Amid North Korea Army Food Shortage, Kim Jong Un Orders Pigs Farm To Be Built: Report
In an effort to combat a military food shortage, North Korea's leader Kim Jong Un ordered a pig farm to be constructed, reported UPI Friday. Under the decree of Kim, a unit of North Korea's People's Army has been hard at work building the farm.
UPI cited a report from Radio Free Asia, which quoted a source in North Korea's Jagang province as saying, "Kim Jong Un instructed every brigade of a Korean People's Army unit to build a pig farm, in order solve a meat shortage for People's Army soldiers."
In the summertime, Kim had ordered the Korean People's Army Unit 810, a key division of North Korea's military highly regarded by the leader, to find a solution to a shortage of food in the Army, the source said. Kim recently visited with another Unit, 350, and told the soldiers to build a pig farm. One person was reportedly chosen to take part in the construction from each brigade of the unit.
North Korea has long struggled with food shortages, but 2015 has been especially difficult. United Nations officials who visited the country's main growing region in June found that harvests were at risk of being cut by 50 percent. “We don’t have enough information to say if people are starving or not,” said Liliana Balbi, a senior UN Food and Agriculture Organization official to the Guardian. “But the situation is serious. They are on the borderline.”

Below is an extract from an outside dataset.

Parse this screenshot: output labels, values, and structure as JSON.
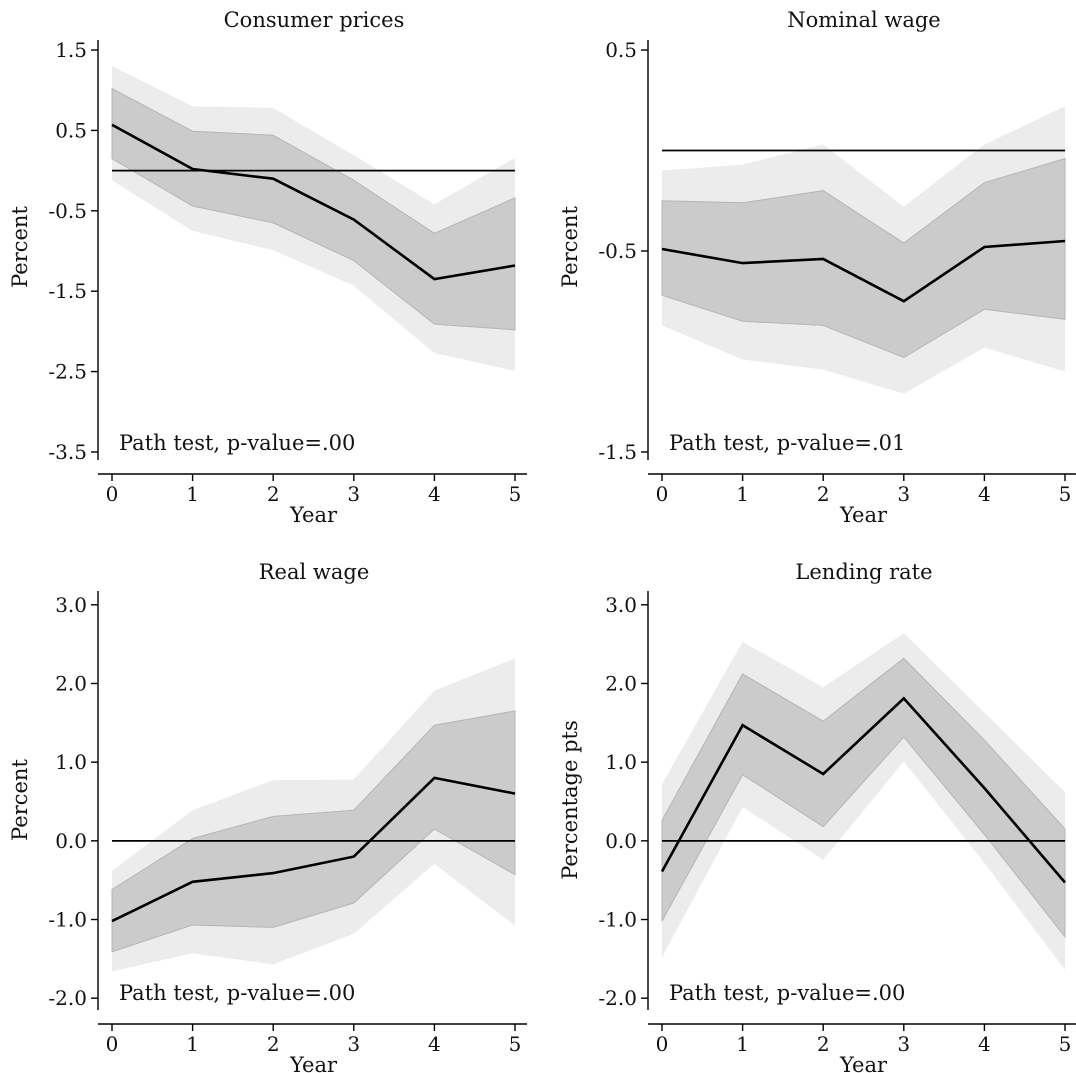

After State media acknowledged a crippling drought in North Korea in June, an August flood worsened the issue but washed away much of the harvest. Voice of America, the United States government's external media arm, reported earlier this month that North Korea "cut its food rations to an average of 250 grams a day, a 21 percent decline from a three-year average." Next year could bring continued issues, as the isolated country is expected to produce about 4.2 million tons of food, when it needs about 5.4 million tons.
Kim's order to build the pig farm has not yet been made public and how close it is to completion was not immediately clear.